The crisis is more complicated in Lebanon where Syrian refugee males are subjected to intense forms of violence. They are attacked, jailed or beaten up by Lebanese authorities even without any reason. Since it is the males who are out in search of work, those Syrian males are always at the receiving end. This is the reason these Syrian males show more depressive symptoms than Lebanese men. Survey revealed that all men in Lebanon are scared of their life but it also revealed that social expectation of males being tough makes it impossible for them to seek help. Lebanon is one country where almost equal percentage of males and females wanted to commit suicide.
The expectations of gender roles, that men have been carrying out for humanity so far has seen unforeseen challenges in recent times. These countries are glaring examples. As evident from a Moroccan respondent’s response to qualitative questions of the survey, young men are in intense competition with one another in this battle of being providers. Since the resources are scarce, they need to fight it out with their own men.

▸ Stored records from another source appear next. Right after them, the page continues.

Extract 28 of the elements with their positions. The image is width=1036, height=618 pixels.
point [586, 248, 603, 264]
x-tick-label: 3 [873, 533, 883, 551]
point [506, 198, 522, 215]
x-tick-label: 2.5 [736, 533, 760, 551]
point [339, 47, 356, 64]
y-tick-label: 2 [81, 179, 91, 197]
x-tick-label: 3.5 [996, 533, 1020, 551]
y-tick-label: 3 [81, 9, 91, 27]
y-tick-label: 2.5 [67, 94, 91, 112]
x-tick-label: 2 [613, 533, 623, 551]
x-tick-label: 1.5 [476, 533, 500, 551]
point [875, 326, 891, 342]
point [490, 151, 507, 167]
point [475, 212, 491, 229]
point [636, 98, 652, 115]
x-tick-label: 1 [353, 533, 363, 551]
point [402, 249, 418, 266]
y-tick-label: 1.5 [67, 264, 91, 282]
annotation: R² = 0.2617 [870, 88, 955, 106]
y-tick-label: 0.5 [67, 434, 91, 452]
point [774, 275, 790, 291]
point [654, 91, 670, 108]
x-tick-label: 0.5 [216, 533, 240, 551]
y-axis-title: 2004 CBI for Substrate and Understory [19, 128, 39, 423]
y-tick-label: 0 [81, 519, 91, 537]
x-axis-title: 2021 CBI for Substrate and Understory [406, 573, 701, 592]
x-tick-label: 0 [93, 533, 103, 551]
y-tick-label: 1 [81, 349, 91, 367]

Survey data reveals, a quarter of Moroccan men were involved in street fights, fist fighting and fight with weapons in previous 12 months. 20% respondents were robbed in previous year. This clearly shows that a man’s life is always in danger in these countries.
In-spite of all these hardships more men in these countries felt happy, accomplished or hopeful compared to women.
Their gender roles have become a burden to the men in these countries. Many Syrian refugees in Lebanon have seen role reversal in their families. As males are often harassed in public or in workplaces, many women take up provider roles. Many men are not able to marry because of this huge expectation created on them. A 37-year-old Moroccan male respondent in the survey said –
“It’s a burden: you are expected to work, to marry, to secure a stable income. A man has to study, find a job, start a family. All this is part of his social role. It’s very heavy for him.”
These males are paying the price for being males in different ways. If Egyptian males have to survive on painkillers to sustain the overwork, Syrian refugees or Palestine males have lost their identity as males. They are fearful, they want to die; while sitting in their AC cabin in the comfort of our universities, feminists are creating new theories of how men have oppressed women through ages and still doing so in these countries.